Let's take it a step further: my genome is different from your genome; it's also different from the genomes of my parents, and it's different from that of my brother. Everyone's genome is different from everyone else's genome, minus any identical siblings of course. (Actually, identical siblings don't really have nucleotide for nucleotide identical genomes.) I know that I'm not telling you anything you don't already know, but it's crucially important to keep certain facts in mind if we hope to think and reason intelligently about issues such as these that do or will affect so many lives as well as legislation.

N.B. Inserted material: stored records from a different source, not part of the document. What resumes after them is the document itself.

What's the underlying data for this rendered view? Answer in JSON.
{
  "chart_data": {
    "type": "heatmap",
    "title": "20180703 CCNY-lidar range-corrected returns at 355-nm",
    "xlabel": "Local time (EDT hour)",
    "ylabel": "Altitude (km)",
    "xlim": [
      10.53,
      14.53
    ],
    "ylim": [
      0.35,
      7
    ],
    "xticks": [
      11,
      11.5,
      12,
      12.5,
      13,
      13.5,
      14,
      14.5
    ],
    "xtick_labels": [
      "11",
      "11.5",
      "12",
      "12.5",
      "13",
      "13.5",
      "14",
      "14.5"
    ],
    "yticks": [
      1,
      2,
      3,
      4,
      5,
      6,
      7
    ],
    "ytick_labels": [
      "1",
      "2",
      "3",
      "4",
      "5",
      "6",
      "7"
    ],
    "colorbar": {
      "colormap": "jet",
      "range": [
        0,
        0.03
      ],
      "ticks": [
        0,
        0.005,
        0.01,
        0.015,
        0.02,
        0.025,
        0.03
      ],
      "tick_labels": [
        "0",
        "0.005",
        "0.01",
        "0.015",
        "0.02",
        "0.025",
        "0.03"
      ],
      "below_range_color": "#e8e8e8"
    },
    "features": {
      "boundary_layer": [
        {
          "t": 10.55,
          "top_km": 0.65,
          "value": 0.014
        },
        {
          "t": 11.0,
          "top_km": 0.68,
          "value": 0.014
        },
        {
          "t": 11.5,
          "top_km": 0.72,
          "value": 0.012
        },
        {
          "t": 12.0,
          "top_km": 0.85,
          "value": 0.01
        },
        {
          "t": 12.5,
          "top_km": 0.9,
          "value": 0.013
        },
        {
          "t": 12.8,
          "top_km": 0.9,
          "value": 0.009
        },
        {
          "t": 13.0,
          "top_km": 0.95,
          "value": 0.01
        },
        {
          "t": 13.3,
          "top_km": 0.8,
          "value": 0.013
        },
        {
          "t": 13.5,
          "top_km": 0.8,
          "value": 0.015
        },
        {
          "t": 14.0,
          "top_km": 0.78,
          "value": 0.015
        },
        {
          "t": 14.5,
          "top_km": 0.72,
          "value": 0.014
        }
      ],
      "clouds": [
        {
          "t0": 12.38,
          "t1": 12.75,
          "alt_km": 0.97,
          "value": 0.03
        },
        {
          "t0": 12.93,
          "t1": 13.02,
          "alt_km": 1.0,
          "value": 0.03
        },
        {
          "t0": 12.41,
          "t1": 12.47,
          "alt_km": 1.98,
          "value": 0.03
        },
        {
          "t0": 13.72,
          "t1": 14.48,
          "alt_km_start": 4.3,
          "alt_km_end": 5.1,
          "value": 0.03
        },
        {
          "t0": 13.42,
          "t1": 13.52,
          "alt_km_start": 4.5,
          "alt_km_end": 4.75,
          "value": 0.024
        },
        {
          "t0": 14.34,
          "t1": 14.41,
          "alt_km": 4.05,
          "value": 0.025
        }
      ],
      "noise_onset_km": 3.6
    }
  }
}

Given these facts, it is clear that, as I have already pointed out, one way that CRISPR can be used is ethically unproblematic. If CRISPR is used to edit the genomes of a targeted cell type in an individual person, even as an infant, then it makes no sense to say that "the human genome" has been edited. It can't even make sense to say that that person's genome has been edited, but only the genome of some of his or her cells.
Effectively, this use of CRISPR is really no different from any other form of medication, or an organ transplant. And it's not altering "the human genome" by any stretch.